Sunday, November 8, 2009

US House Passes National Health Care Bill

I admit that I haven't read the 1029-page bill, but (or perhaps therefore) I'm very happy with the vote in the US House last night in favor of this national health care bill. It's "national" in the sense that it effects the entire nation and endeavors to provide for health "insurance" for the vast majority of people, through a variety of mechanism and mandates:
  • Creating a public insurance option to compete with the private vultures;
  • Perhaps best of all, increasing taxes by a little more than five percent on those individuals earning more than $500,000 annually or $1,000,000 annually for a family as the mechanism for paying for this plan;
  • Prohibiting insurance companies from excluding persons based on pre-existing conditions;
  • Prohibiting the sudden rescission of insurance, just as the insured is incurring medical expenses;
  • Slowly closing the "donut hole" in which the elderly on Medicare lack coverage for prescription medication;
  • Creating a new Secretary of Insurance (or something of the sort) to approve or reject proposed insurance plans and fees offered by the existing insurance companies, with the authority to govern insurance companies in multiple other ways;
  • Requiring employers to contribute to health care for their employees or pay a significant fine;
  • Requiring individuals to seek to participate one way or another, or pay a fine of up to $250,000 and spend five years in jail, which effectively gives this new system the same obligatory nature of paying the IRS and Social Security withholding, with virtually everyone participating;
  • Subsidies for those unable to pay for insurance, which effectively forces the Government to make insurance for the poor financially feasible or put them (us) all in jail;
  • Any new law that provides for imprisonment has to be viewed from a uniquely Black point of view and we have to wonder whether it wasn't created to increase the number of Black people in jail. For example, will police demand to see our insurance cards and then arrest us and hold us over for trial if we have failed to enroll, as might easily happen with poor, indigent, substance abusing and homeless people?
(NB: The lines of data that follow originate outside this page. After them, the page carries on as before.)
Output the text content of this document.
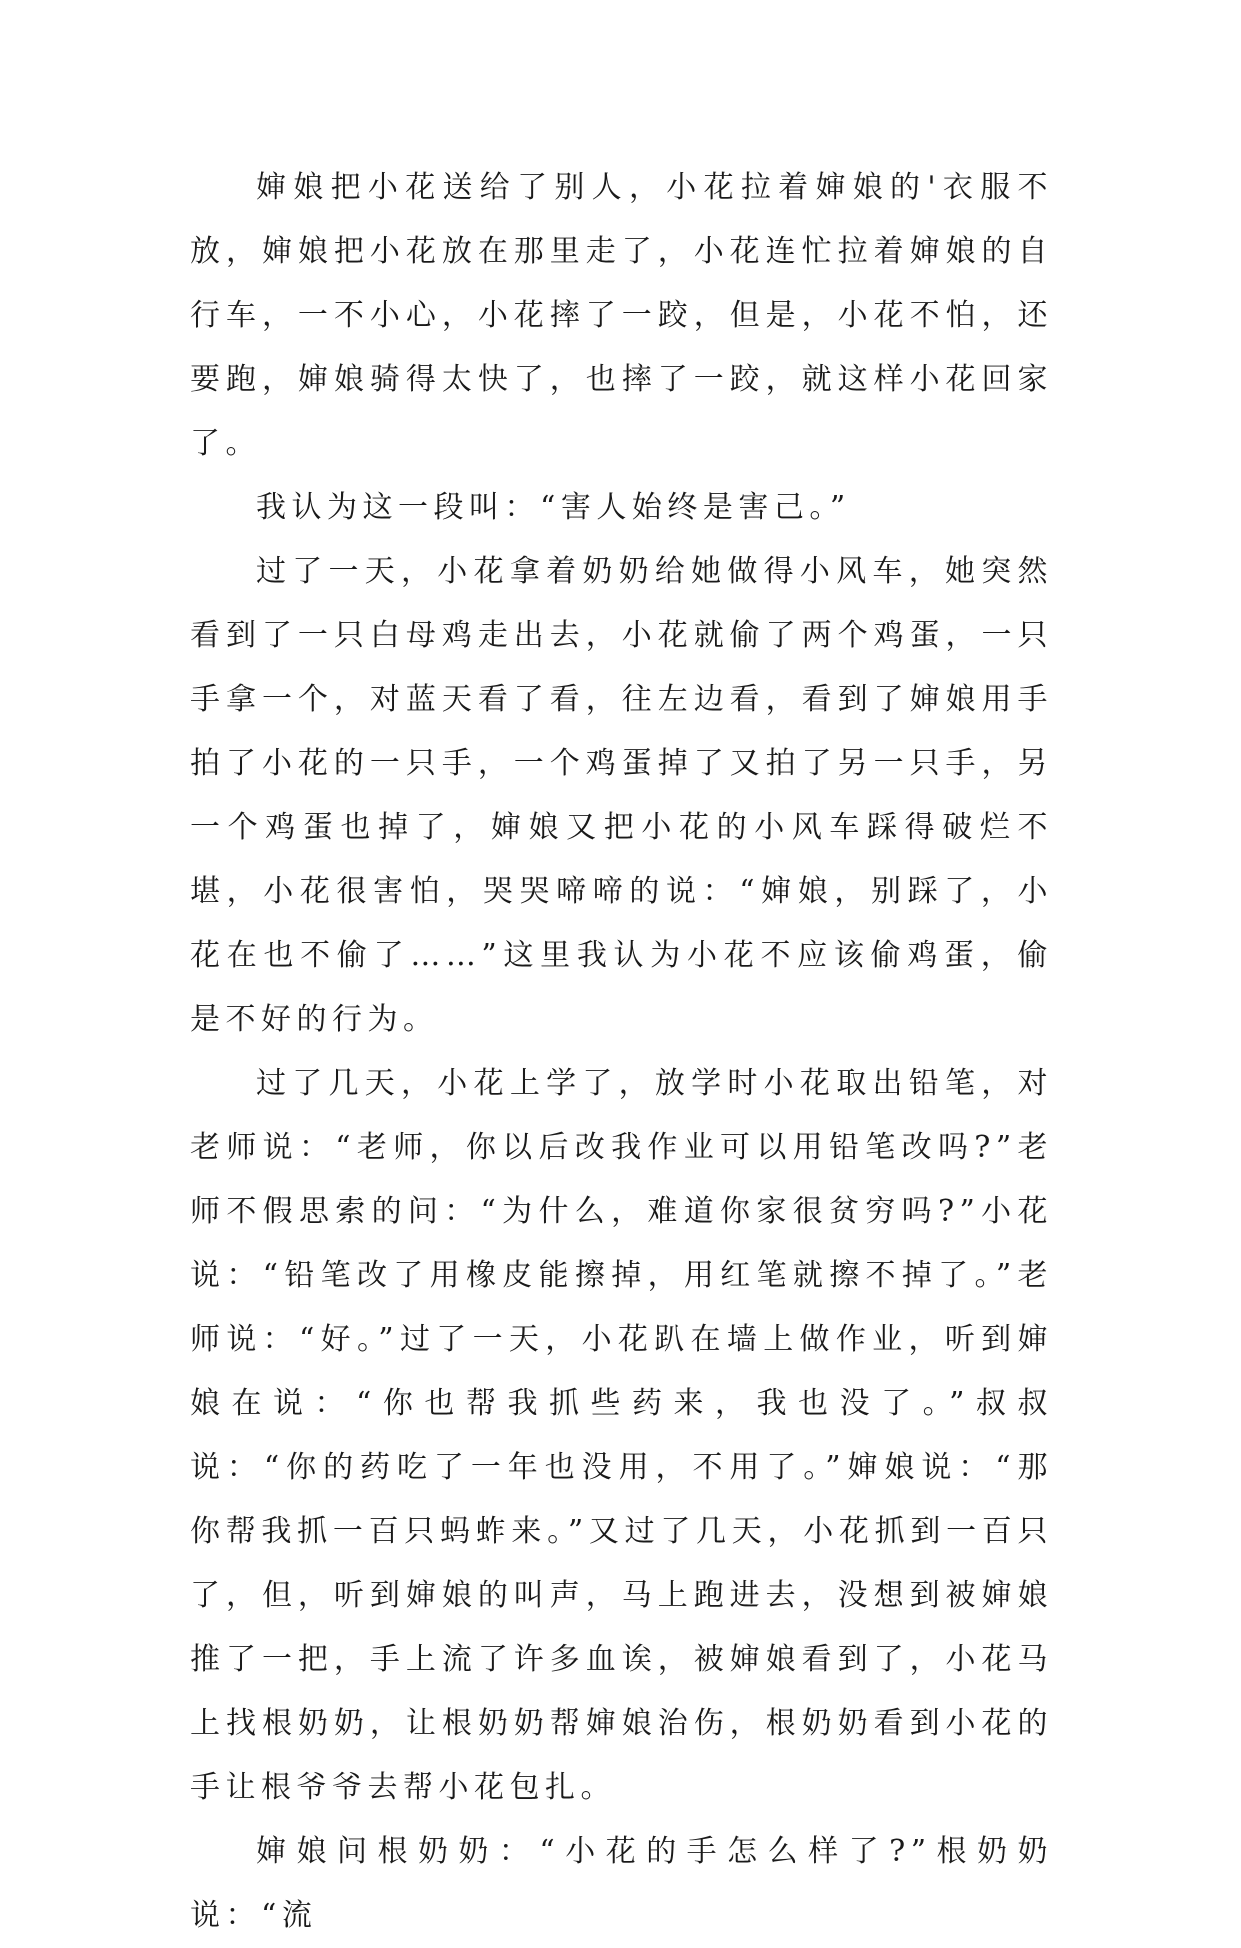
婶娘把小花送给了别人，小花拉着婶娘的'衣服不放，婶娘把小花放在那里走了，小花连忙拉着婶娘的自行车，一不小心，小花摔了一跤，但是，小花不怕，还要跑，婶娘骑得太快了，也摔了一跤，就这样小花回家了。

我认为这一段叫：“害人始终是害己。”

过了一天，小花拿着奶奶给她做得小风车，她突然看到了一只白母鸡走出去，小花就偷了两个鸡蛋，一只手拿一个，对蓝天看了看，往左边看，看到了婶娘用手拍了小花的一只手，一个鸡蛋掉了又拍了另一只手，另一个鸡蛋也掉了，婶娘又把小花的小风车踩得破烂不堪，小花很害怕，哭哭啼啼的说：“婶娘，别踩了，小花在也不偷了……”这里我认为小花不应该偷鸡蛋，偷是不好的行为。

过了几天，小花上学了，放学时小花取出铅笔，对老师说：“老师，你以后改我作业可以用铅笔改吗?”老师不假思索的问：“为什么，难道你家很贫穷吗?”小花说：“铅笔改了用橡皮能擦掉，用红笔就擦不掉了。”老师说：“好。”过了一天，小花趴在墙上做作业，听到婶娘在说：“你也帮我抓些药来，我也没了。”叔叔说：“你的药吃了一年也没用，不用了。”婶娘说：“那你帮我抓一百只蚂蚱来。”又过了几天，小花抓到一百只了，但，听到婶娘的叫声，马上跑进去，没想到被婶娘推了一把，手上流了许多血诶，被婶娘看到了，小花马上找根奶奶，让根奶奶帮婶娘治伤，根奶奶看到小花的手让根爷爷去帮小花包扎。

婶娘问根奶奶：“小花的手怎么样了?”根奶奶说：“流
Will all Black people follow the mandate, or will some fail to do so and end up as insurance prisoners?
Of course there are at least two things in the bill that are outrageous, one of which is absolutely outrageous:
  • The approved an amendment that prevents anyone whose subsidized from using the subsidy for to pay for plans that provide for abortions, and prohibits plans that provide abortion from participating in the health care marketplace, which has the effect of banning all abortions except the ones that women pay for themselves, effectively banning a type of coverage that some women already have through their employers;
  • The bill forbids undocumented immigrants from participating receiving subsidies to participate in any of the plans that will be offered, and may even (I'm not sure) forbid them from participating even with their own money. This is something we need to be sure about, since undocumented immigrants can be disease vectors just as easily as our own children can be.
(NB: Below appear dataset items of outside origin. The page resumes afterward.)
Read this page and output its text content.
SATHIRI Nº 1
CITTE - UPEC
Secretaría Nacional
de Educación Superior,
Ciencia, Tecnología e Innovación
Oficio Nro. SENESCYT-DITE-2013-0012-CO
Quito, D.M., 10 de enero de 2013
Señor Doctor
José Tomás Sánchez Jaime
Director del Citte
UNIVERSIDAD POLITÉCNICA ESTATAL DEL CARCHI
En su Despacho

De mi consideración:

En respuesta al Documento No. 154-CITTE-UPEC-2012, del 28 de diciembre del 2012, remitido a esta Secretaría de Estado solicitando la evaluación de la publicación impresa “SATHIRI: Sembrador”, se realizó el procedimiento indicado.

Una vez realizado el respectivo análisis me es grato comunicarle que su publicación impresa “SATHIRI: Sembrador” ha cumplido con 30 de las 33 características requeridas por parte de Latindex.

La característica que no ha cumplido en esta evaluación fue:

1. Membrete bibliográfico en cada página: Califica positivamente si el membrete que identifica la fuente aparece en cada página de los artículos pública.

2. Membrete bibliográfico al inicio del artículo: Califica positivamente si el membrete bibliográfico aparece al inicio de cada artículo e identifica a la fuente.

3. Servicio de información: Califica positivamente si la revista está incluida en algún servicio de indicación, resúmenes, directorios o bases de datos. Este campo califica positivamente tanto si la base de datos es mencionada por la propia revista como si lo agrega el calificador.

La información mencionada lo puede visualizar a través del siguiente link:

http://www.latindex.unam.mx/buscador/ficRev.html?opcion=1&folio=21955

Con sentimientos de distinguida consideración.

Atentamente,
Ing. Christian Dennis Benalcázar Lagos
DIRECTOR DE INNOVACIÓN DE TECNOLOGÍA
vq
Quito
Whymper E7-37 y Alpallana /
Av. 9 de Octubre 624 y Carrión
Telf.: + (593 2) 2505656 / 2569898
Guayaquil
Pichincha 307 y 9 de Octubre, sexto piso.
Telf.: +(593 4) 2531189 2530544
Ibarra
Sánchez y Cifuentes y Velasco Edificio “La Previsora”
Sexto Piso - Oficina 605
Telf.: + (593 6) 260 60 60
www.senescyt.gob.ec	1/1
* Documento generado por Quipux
    Undocumented immigrant children, the US Supreme Court has decided, have a constitutional right to receive a free public education, which puts children who have no access to medical care (e.g. vaccinations) next to those who do. The obvious solution is to recognize the obvious fact that everyone must be vaccinated and provide for this vaccination for everyone, regardless of their immigration status.

  • At the same time, the right to go to school seems somewhat empty if you lack the right to receive medical care that will make school attendance possible. As a matter of fact, hospital emergency rooms will inevitably continue to treat undocumented immigrants, but only when the care they need has progressed to the point of being an emergency whose treatment is many times more costly than it would have been had they gone to a doctor earlier.
This recognition of the Government's obligation to provide a mechanism for everyone in the country (except the undocumented) to receive medical care is a massive step forward for the United States of America. Although some of the details will inevitably turn out to be flawed and need to be revisited, the commitment brings the US into the community of civilized nations that recognize that health care is not an individual challenge but rather a national responsibility.

The US Senate still has to pass a bill and then that bill and the House bill have to go to conference committee, where anything can happen. And unfortunately many of the provisions of the bill that people most need now will not take effect until after the 2010 elections, when it will be too late for the benefits of the bill to help Democrats running for re-election to the US Congress.

I do understand however, that the ban on pre-existing conditions clauses will take effect sometime next year.

Fortunately, the Democratic Congress realized that there was no way whatsoever that they would get more than one Republican vote on this bill, so they pushed through a bill that had fewer compromises than if the Republicans had cooperated.